Des logements, des appartements se trouvaient vides, inhabités, des années entières... M. Vautour préférant ne pas louer que louer sans augmentation. À ce moment, il y avait aussi des familles entières, des familles nombreuses mises à la rue, parce que, dans divers arrondissements, tous les proprios suivaient le bon exemple. Un M. Vautour avait augmenté ses loyers et fait expulser les récalcitrants ; un autre Vautour ne voulait pas d'enfants, etc...

Enfin, c'était affreux de voir de pauvres gens mis dehors avec leurs pauvres meubles (quand ils en avaient), avec leurs misérables hardes, grelottant de froid. Tous les vautours se valaient.

La Préfecture de Police ne savait où donner de la tête et son aimable et courtois personnel avait « la manière » pour évincer les coupables d'être pauvres et les inviter à circuler.

Il y avait déjà un syndicat des locataires. Il y avait aussi une équipe de bons bougres qui savait gaillardement opérer ce qu'on appelle : un déménagement à la cloche de bois.

C'est à ce moment que survint le camarade Cochon.
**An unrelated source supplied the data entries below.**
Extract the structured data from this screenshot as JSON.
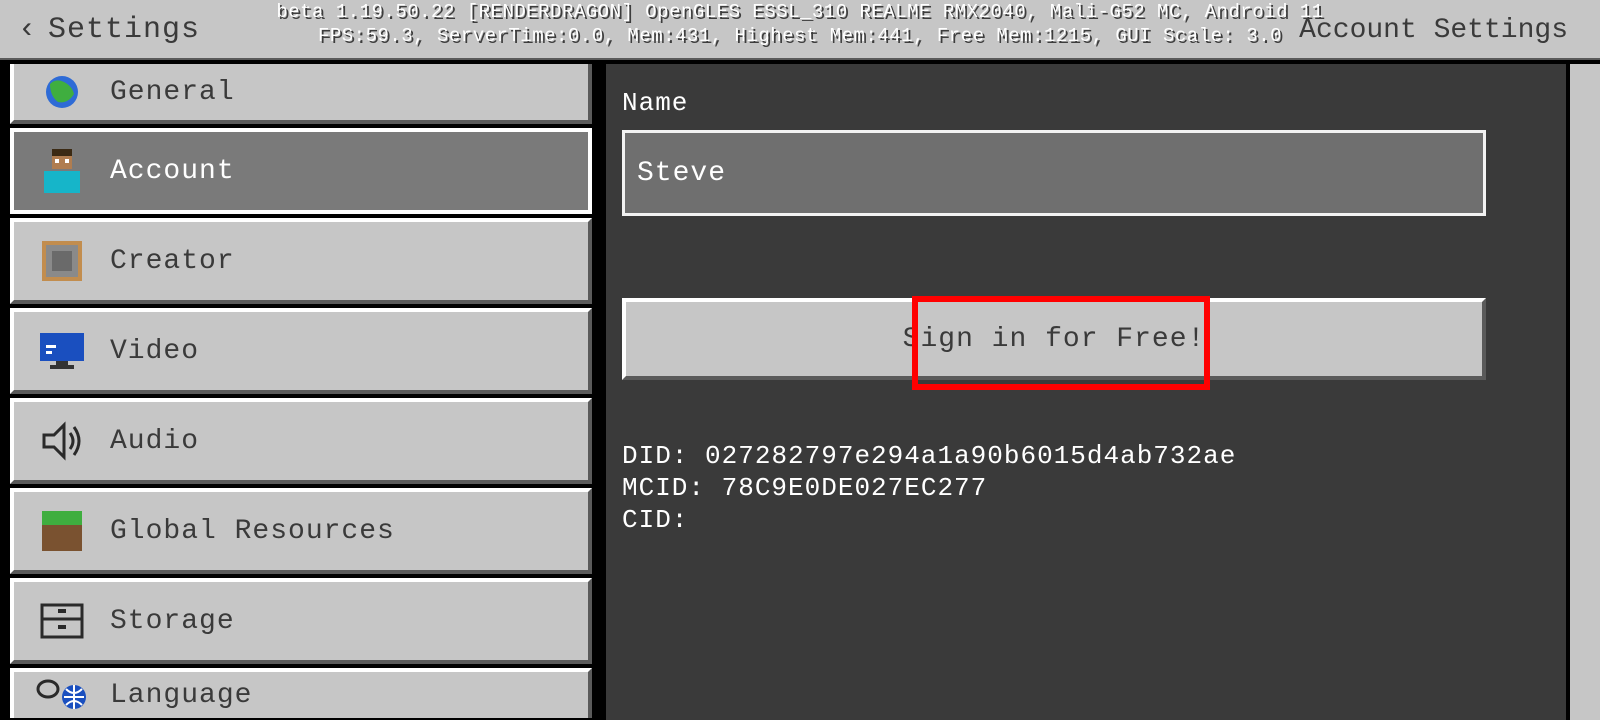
{
  "header": {
    "back_label": "Settings",
    "debug_line1": "beta 1.19.50.22 [RENDERDRAGON] OpenGLES ESSL_310 REALME RMX2040, Mali-G52 MC, Android 11",
    "debug_line2": "FPS:59.3, ServerTime:0.0, Mem:431, Highest Mem:441, Free Mem:1215, GUI Scale: 3.0",
    "reset_label": "Account Settings"
  },
  "sidebar": {
    "items": [
      {
        "label": "General"
      },
      {
        "label": "Account"
      },
      {
        "label": "Creator"
      },
      {
        "label": "Video"
      },
      {
        "label": "Audio"
      },
      {
        "label": "Global Resources"
      },
      {
        "label": "Storage"
      },
      {
        "label": "Language"
      }
    ]
  },
  "content": {
    "name_label": "Name",
    "name_value": "Steve",
    "signin_label": "Sign in for Free!",
    "did_label": "DID:",
    "did_value": "027282797e294a1a90b6015d4ab732ae",
    "mcid_label": "MCID:",
    "mcid_value": "78C9E0DE027EC277",
    "cid_label": "CID:",
    "cid_value": ""
  }
}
Il introduisit au syndicat des locataires les salutaires méthodes « d'action directe », dont usait la classe ouvrière dans sa lutte contre le patronat et que préconisaient avec ardeur les militants syndicalistes de la C.G.T. révolutionnaire d'avant guerre, ayant pour but d'action : la suppression du patronat et du salariat.

Ce sacré Cochon devint alors très populaire à Paris et dans la banlieue, par sa façon méthodique d'organiser des manifestations qui ne rendaient guère sympathiques les exploits des propriétaires, à la rapacité desquels collaboraient huissiers, commissaires de police, gendarmes et agents de la force publique. Hou ! hou! les vautours !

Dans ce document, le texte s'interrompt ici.